Les matches à peine terminés, des limousines noires attendent les joueurs à l’extérieur du stade pour les conduire au Studio 54, où une table leur est réservée. Habillés par Ralph Lauren, ils y festoient parmi la crème des nuits new yorkaises, à grandes lampées de Chivas Regal et de Dom Pérignon.
Car l’histoire des New York Cosmos est à double face. Au-delà du football, c’est aussi celle du fric chic, des soirées arrosées et des filles faciles. Celle d’une équipe qui mène grand train et croque à pleine dents dans la pomme new-yorkaise. Une équipe qu’un club rival tente d’affaiblir à la veille d’un match en envoyant deux prostituées attendre Pelé et Chinaglia à leur sortie d’avion.
Buteur vedette et ours mal léché au jeu de maçon, ce dernier se plaît à endosser le rôle du méchant. Favori du président Ross, celui qui aime aujourd’hui être comparé à Tony Soprano terrorise ses coéquipiers à coups de réparties lancées comme des parpaings.
A Pelé, qui lui reproche de tenter sa chance dans des angles impossibles, il répond: «Si Chinaglia tire dans un angle, c’est que Chinaglia peut marquer dans cet angle.»
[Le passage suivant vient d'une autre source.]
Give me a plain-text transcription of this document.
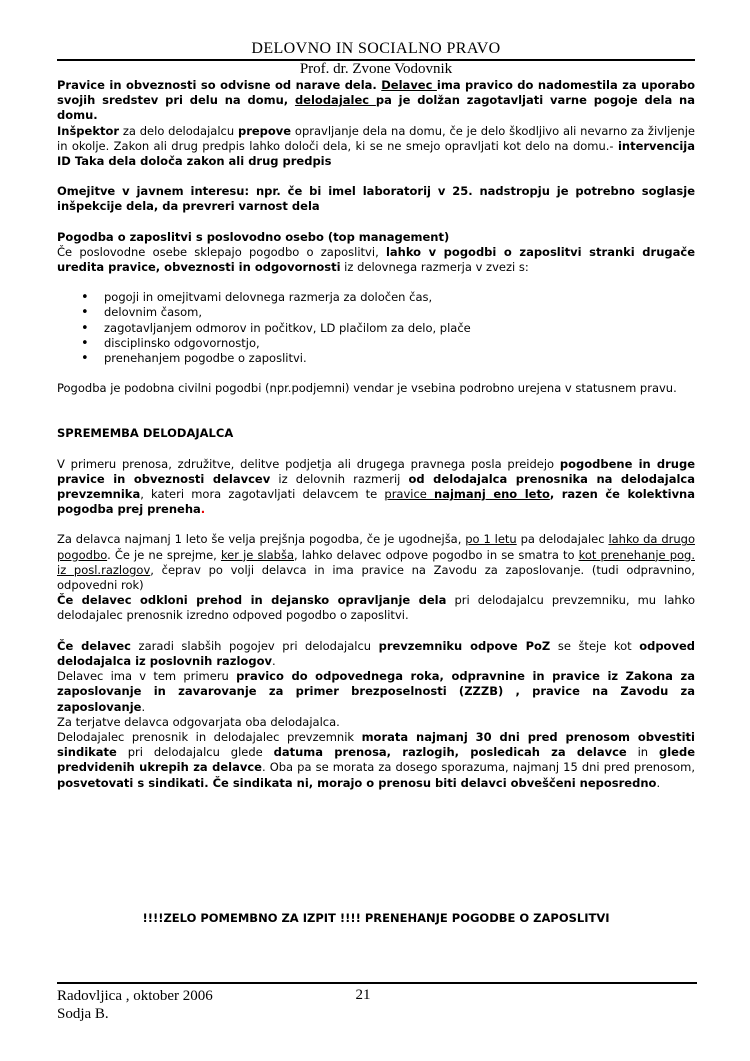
DELOVNO IN SOCIALNO PRAVO
Prof. dr. Zvone Vodovnik

Pravice in obveznosti so odvisne od narave dela. Delavec ima pravico do nadomestila za uporabo svojih sredstev pri delu na domu, delodajalec pa je dolžan zagotavljati varne pogoje dela na domu.

Inšpektor za delo delodajalcu prepove opravljanje dela na domu, če je delo škodljivo ali nevarno za življenje in okolje. Zakon ali drug predpis lahko določi dela, ki se ne smejo opravljati kot delo na domu.- intervencija ID Taka dela določa zakon ali drug predpis

Omejitve v javnem interesu: npr. če bi imel laboratorij v 25. nadstropju je potrebno soglasje inšpekcije dela, da prevreri varnost dela

Pogodba o zaposlitvi s poslovodno osebo (top management)

Če poslovodne osebe sklepajo pogodbo o zaposlitvi, lahko v pogodbi o zaposlitvi stranki drugače uredita pravice, obveznosti in odgovornosti iz delovnega razmerja v zvezi s:

• pogoji in omejitvami delovnega razmerja za določen čas,
• delovnim časom,
• zagotavljanjem odmorov in počitkov, LD plačilom za delo, plače
• disciplinsko odgovornostjo,
• prenehanjem pogodbe o zaposlitvi.

Pogodba je podobna civilni pogodbi (npr.podjemni) vendar je vsebina podrobno urejena v statusnem pravu.

SPREMEMBA DELODAJALCA

V primeru prenosa, združitve, delitve podjetja ali drugega pravnega posla preidejo pogodbene in druge pravice in obveznosti delavcev iz delovnih razmerij od delodajalca prenosnika na delodajalca prevzemnika, kateri mora zagotavljati delavcem te pravice najmanj eno leto, razen če kolektivna pogodba prej preneha.

Za delavca najmanj 1 leto še velja prejšnja pogodba, če je ugodnejša, po 1 letu pa delodajalec lahko da drugo pogodbo. Če je ne sprejme, ker je slabša, lahko delavec odpove pogodbo in se smatra to kot prenehanje pog. iz posl.razlogov, čeprav po volji delavca in ima pravice na Zavodu za zaposlovanje. (tudi odpravnino, odpovedni rok)

Če delavec odkloni prehod in dejansko opravljanje dela pri delodajalcu prevzemniku, mu lahko delodajalec prenosnik izredno odpoved pogodbo o zaposlitvi.

Če delavec zaradi slabših pogojev pri delodajalcu prevzemniku odpove PoZ se šteje kot odpoved delodajalca iz poslovnih razlogov.

Delavec ima v tem primeru pravico do odpovednega roka, odpravnine in pravice iz Zakona za zaposlovanje in zavarovanje za primer brezposelnosti (ZZZB) , pravice na Zavodu za zaposlovanje.

Za terjatve delavca odgovarjata oba delodajalca.

Delodajalec prenosnik in delodajalec prevzemnik morata najmanj 30 dni pred prenosom obvestiti sindikate pri delodajalcu glede datuma prenosa, razlogih, posledicah za delavce in glede predvidenih ukrepih za delavce. Oba pa se morata za dosego sporazuma, najmanj 15 dni pred prenosom, posvetovati s sindikati. Če sindikata ni, morajo o prenosu biti delavci obveščeni neposredno.

!!!!ZELO POMEMBNO ZA IZPIT !!!! PRENEHANJE POGODBE O ZAPOSLITVI

Radovljica , oktober 2006	21
Sodja B.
Mais après le retrait de Pelé en 1977, puis de Beckenbauer en 1980, l’intérêt pour le soccer diminue à New York. A l’image d’une comédie musicale, sa popularité n’aura duré que quelques saisons. Et le public aura fini par s’en lasser. Par manque de compétition notamment, car les clubs des autres grandes villes, Seattle, Houston ou Vancouver entre autres, auront souvent peiné à s’implanter et à trouver leur public.
En 1984, la North American Soccer League (NASL) implose, victime de sa folie des grandeurs. Sa disparition précipite la mort des derniers clubs qui la composaient.
Elle aura néanmoins constitué un facteur majeur de diffusion du football aux Etats-Unis. Et permis aux New York Cosmos de rivaliser, l’espace de quelques années, avec leurs concurrents du baseball et du football américain, les Yankees et les Giants. Avant tout grâce à un président, Steve Ross, si passionné qu’on devait l’attacher à son siège pour éviter qu’il ne chute des tribunes durant les rencontres.
Paradoxalement, l’heure de gloire des New York Cosmos aura correspondu à une période noire de l’histoire de la métropole, au bord de la banqueroute et marquée par une criminalité endémique, des quartiers en pleine décrépitude, le blackout de 1977 et le tueur en série du «Summer of Sam».
Mais trente ans plus tard, la Grande Pomme pourrait retrouver une équipe à la hauteur des illustres Cosmos. Le 9 juillet dernier, le New York Times évoquait la possibilité que le nouveau club phare de la ville, les New York Red Bulls, s’attachent les services de Zinédine Zidane et du Brésilien Ronaldo.